Let’s illustrate this with a fun example:


Imagine you’re at a party, and someone accidentally spills a drink on you (A). You could think, “This is embarrassing! Everyone is laughing at me!” (B), which leads to feelings of shame and anger (C). But what if you shifted your belief to, “It’s just a drink! People spill things all the time!”? You’d likely feel more relaxed and even laugh it off. Ta-da! That’s the power of REBT in action!


Common Irrational Beliefs: What’s Cooking in Your Brain?


Ellis identified a few classic irrational beliefs that many of us have. Let’s take a peek:


1. "I must be perfect and do everything right!" - Spoiler alert: perfection is a myth! Embracing mistakes as part of life can ease your stress.


2. "Other people must treat me kindly and fairly!" - The world can be unpredictable, and not everyone will meet your expectations. Letting go of this belief can lead to a more peaceful life.


3. "My happiness depends on external factors!" - While a cozy cup of cocoa can boost your mood, true happiness comes from within. Shift your focus to what you can control!


The REBT Process: How to Get Rational


1. Identify the Activating Event: Start by recognizing what triggered your emotional response. Awareness is key!


2. Examine Your Beliefs: Take a closer look at your beliefs about the event. Are they rational? Challenge any irrational thoughts.


3. Assess the Consequences: Reflect on how your beliefs are affecting your feelings and behaviors. Are they serving you well?


4. Create Rational Alternatives: Replace those pesky irrational beliefs with rational, constructive thoughts. For instance, switch “I can’t stand this!” to “This is uncomfortable, but I can handle it.”


5. Act on Your New Beliefs: Put your new rational thoughts into action! This might involve engaging in activities that align with your new beliefs, like practicing self-compassion or trying something new.


Fun Exercises to Boost Your REBT Skills


- Thought Journaling: Keep a journal where you write down activating events, your initial beliefs, and then challenge those beliefs. It’s like having a debate with yourself—and you can win every time!

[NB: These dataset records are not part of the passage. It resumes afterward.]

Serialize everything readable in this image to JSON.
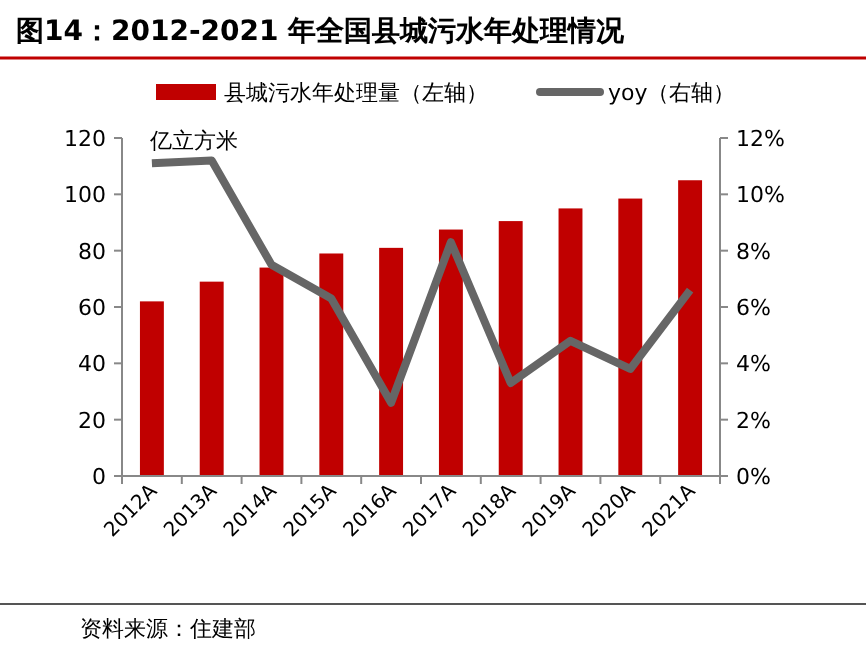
{
  "chart_data": {
    "type": "bar",
    "title": "图14：2012-2021 年全国县城污水年处理情况",
    "ylabel": "亿立方米",
    "categories": [
      "2012A",
      "2013A",
      "2014A",
      "2015A",
      "2016A",
      "2017A",
      "2018A",
      "2019A",
      "2020A",
      "2021A"
    ],
    "series": [
      {
        "name": "县城污水年处理量（左轴）",
        "color": "#c00000",
        "values": [
          62,
          69,
          74,
          79,
          81,
          87.5,
          90.5,
          95,
          98.5,
          105
        ]
      },
      {
        "name": "yoy（右轴）",
        "type": "line",
        "axis": "y2",
        "color": "#666666",
        "values": [
          11.1,
          11.2,
          7.5,
          6.3,
          2.6,
          8.3,
          3.3,
          4.8,
          3.8,
          6.6
        ]
      }
    ],
    "ylim": [
      0,
      120
    ],
    "yticks": [
      0,
      20,
      40,
      60,
      80,
      100,
      120
    ],
    "y2lim": [
      0,
      12
    ],
    "y2ticks": [
      {
        "value": 0,
        "label": "0%"
      },
      {
        "value": 2,
        "label": "2%"
      },
      {
        "value": 4,
        "label": "4%"
      },
      {
        "value": 6,
        "label": "6%"
      },
      {
        "value": 8,
        "label": "8%"
      },
      {
        "value": 10,
        "label": "10%"
      },
      {
        "value": 12,
        "label": "12%"
      }
    ],
    "legend": "top",
    "grid": false,
    "marker": "none",
    "line_style": "solid",
    "annotations": [
      "资料来源：住建部"
    ]
  }
}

- Role-Playing: Grab a friend and role-play scenarios where you might encounter irrational beliefs. Practice challenging those beliefs out loud. It’s both hilarious and eye-opening!


- Daily Affirmations: Create a list of rational beliefs and affirm them daily. For example, “I can handle whatever comes my way!” is a great mantra to start your day.


Why Choose REBT?


- Empowerment: You’re in control! REBT teaches you that you can change your thoughts, which ultimately transforms your feelings and behaviors.

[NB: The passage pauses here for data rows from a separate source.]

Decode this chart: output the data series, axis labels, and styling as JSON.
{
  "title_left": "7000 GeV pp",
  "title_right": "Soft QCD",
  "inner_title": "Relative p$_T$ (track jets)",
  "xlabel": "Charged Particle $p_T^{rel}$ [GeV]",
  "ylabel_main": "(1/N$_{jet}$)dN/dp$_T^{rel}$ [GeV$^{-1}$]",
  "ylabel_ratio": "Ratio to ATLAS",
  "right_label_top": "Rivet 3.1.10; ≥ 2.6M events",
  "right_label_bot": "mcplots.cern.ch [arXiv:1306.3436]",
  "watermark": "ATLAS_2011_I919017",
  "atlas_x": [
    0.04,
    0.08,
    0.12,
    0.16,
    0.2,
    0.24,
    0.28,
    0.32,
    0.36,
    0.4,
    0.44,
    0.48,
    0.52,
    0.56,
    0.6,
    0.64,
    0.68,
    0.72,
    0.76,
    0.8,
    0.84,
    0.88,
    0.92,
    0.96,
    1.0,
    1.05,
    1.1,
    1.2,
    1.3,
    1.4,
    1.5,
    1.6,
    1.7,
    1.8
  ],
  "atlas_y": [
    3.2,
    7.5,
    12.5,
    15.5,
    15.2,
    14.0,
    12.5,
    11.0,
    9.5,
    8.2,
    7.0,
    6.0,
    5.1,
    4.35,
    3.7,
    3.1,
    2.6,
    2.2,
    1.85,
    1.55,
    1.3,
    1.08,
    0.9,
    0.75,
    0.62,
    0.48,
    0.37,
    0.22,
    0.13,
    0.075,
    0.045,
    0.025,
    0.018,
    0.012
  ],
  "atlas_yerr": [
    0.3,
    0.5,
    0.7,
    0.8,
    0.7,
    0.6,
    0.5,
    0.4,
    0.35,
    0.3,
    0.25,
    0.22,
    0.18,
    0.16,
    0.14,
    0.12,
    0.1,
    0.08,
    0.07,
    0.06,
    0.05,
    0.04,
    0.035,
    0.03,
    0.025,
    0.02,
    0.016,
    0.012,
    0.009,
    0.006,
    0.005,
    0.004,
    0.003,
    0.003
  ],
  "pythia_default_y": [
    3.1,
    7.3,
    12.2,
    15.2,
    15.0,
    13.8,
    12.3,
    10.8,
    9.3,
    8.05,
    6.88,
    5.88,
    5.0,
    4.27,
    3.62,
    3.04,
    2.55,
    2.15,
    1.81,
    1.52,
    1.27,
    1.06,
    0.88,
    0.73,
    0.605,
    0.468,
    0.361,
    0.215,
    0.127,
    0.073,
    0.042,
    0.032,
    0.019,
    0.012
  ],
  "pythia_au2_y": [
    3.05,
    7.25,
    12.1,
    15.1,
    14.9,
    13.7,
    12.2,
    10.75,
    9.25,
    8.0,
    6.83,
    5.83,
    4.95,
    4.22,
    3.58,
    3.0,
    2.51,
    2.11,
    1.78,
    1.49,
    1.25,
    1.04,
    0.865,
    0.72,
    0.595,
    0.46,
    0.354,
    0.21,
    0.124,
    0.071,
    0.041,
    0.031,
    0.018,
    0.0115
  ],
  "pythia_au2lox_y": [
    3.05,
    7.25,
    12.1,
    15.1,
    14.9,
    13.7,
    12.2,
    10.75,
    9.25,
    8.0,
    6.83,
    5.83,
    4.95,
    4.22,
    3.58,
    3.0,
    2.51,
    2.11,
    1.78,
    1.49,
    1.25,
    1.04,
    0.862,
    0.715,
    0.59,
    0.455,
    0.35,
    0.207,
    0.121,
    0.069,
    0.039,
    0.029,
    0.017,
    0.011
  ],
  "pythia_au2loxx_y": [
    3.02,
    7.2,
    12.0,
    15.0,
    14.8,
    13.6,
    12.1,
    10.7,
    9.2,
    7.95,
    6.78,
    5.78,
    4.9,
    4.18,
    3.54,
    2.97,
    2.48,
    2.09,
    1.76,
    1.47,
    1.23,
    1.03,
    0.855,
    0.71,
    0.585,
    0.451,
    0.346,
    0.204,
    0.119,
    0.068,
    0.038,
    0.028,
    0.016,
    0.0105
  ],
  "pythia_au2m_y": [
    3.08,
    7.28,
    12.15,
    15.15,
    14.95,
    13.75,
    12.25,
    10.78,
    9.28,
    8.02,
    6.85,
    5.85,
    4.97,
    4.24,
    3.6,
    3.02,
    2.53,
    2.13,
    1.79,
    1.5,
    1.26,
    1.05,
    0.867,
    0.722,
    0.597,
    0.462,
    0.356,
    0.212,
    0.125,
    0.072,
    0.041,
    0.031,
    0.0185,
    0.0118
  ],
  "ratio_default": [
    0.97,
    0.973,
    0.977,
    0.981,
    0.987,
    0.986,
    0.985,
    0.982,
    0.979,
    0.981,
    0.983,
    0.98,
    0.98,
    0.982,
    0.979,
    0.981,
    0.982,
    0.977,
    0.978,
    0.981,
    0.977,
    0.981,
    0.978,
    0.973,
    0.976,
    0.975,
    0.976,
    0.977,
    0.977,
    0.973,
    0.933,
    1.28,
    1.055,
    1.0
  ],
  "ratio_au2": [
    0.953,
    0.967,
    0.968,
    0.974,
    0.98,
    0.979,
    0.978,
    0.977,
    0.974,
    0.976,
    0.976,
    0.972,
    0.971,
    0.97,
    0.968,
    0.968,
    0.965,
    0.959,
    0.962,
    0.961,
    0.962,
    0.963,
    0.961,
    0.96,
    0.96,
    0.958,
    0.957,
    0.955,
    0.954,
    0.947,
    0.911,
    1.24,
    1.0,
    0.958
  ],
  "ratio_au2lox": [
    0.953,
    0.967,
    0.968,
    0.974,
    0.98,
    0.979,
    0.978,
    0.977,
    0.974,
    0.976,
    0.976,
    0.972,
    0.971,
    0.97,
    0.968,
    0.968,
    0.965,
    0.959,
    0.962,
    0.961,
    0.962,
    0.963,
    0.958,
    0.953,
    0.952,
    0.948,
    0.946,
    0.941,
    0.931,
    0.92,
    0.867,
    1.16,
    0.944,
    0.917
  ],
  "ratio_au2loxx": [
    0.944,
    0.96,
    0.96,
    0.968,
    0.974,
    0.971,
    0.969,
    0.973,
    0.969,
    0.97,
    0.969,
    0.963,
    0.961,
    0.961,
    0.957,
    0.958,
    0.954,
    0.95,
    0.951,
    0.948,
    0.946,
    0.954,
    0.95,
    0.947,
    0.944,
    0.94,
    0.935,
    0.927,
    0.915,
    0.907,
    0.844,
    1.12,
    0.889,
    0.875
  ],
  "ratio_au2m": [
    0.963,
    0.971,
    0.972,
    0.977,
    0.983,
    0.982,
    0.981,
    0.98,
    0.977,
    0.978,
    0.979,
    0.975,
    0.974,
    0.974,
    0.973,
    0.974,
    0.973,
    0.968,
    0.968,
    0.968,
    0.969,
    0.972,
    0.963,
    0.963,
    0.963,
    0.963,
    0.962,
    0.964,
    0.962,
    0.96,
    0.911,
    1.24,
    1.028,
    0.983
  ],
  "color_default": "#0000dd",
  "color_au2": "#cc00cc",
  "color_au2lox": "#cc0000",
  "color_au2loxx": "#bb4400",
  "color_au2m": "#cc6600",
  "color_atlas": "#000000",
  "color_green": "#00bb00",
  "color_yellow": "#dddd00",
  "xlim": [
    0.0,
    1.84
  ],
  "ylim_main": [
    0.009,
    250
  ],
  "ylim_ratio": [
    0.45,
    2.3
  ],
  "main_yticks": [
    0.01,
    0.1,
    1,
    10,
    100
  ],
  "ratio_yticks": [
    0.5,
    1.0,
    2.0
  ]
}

- Flexibility: Life throws curveballs, and REBT helps you adapt. Instead of getting stuck in a cycle of negative thinking, you’ll learn to pivot and respond constructively.

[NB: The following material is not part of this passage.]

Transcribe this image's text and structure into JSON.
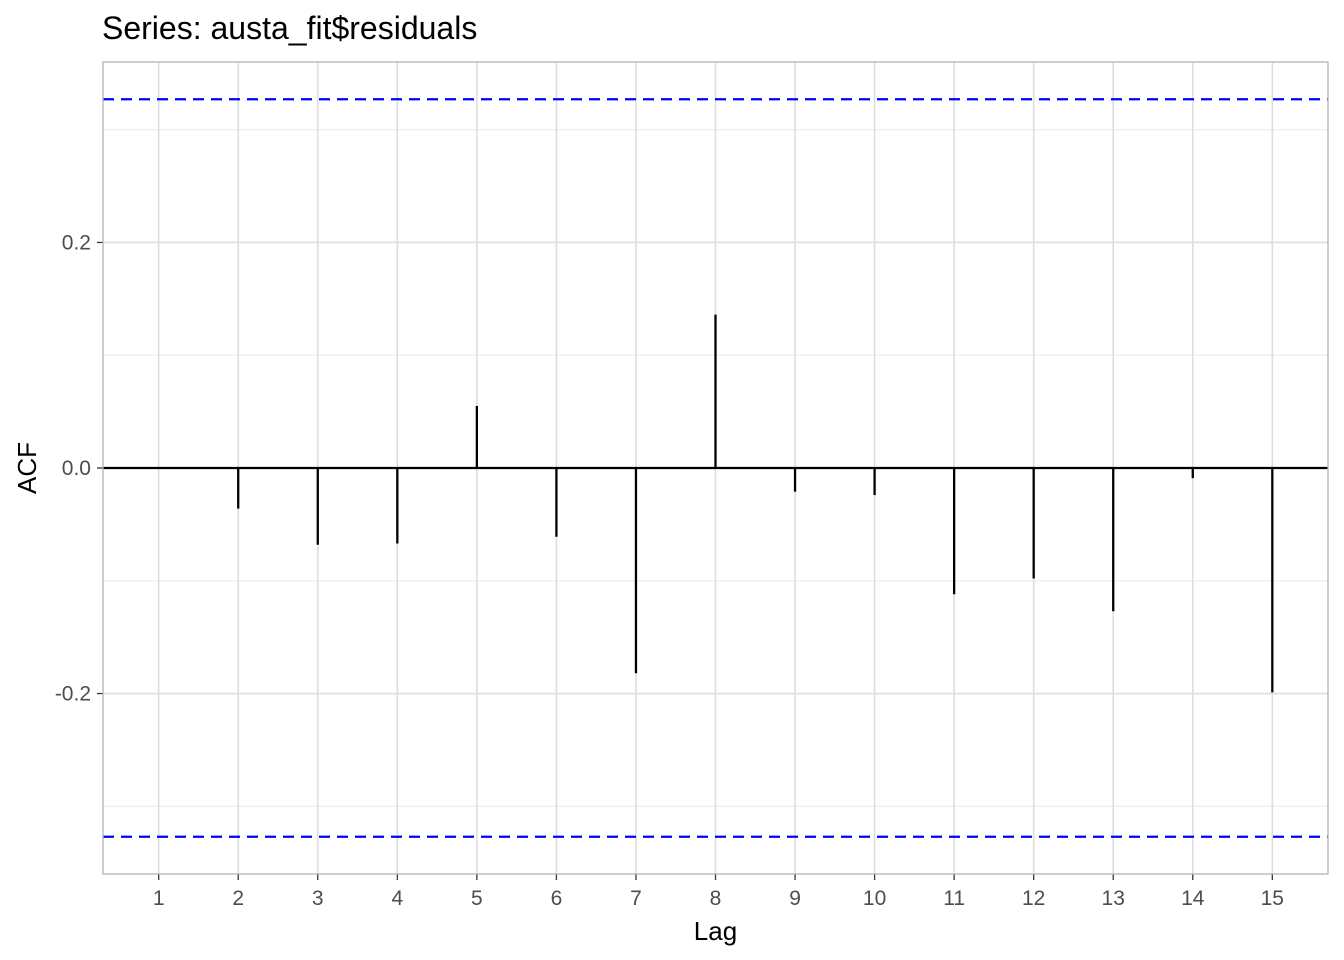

- Improved Relationships: By addressing your beliefs and reactions, you can foster healthier relationships. Less drama, more understanding!


Wrap-Up: Get Ready to Embrace Your Rational Side!


Rational Emotive Behavior Therapy isn’t just a mouthful; it’s a treasure trove of tools for enhancing your mental well-being. By learning to identify and challenge irrational beliefs, you can navigate life’s challenges with confidence, clarity, and a dash of humor.


So, the next time you find yourself spiraling into irrational thoughts, remember the ABCs of REBT and take a step back. You have the power to rewrite your emotional script—so let’s make it a blockbuster hit! With REBT in your toolkit, you’ll be ready to tackle life’s ups and downs like a pro, one rational choice at a time.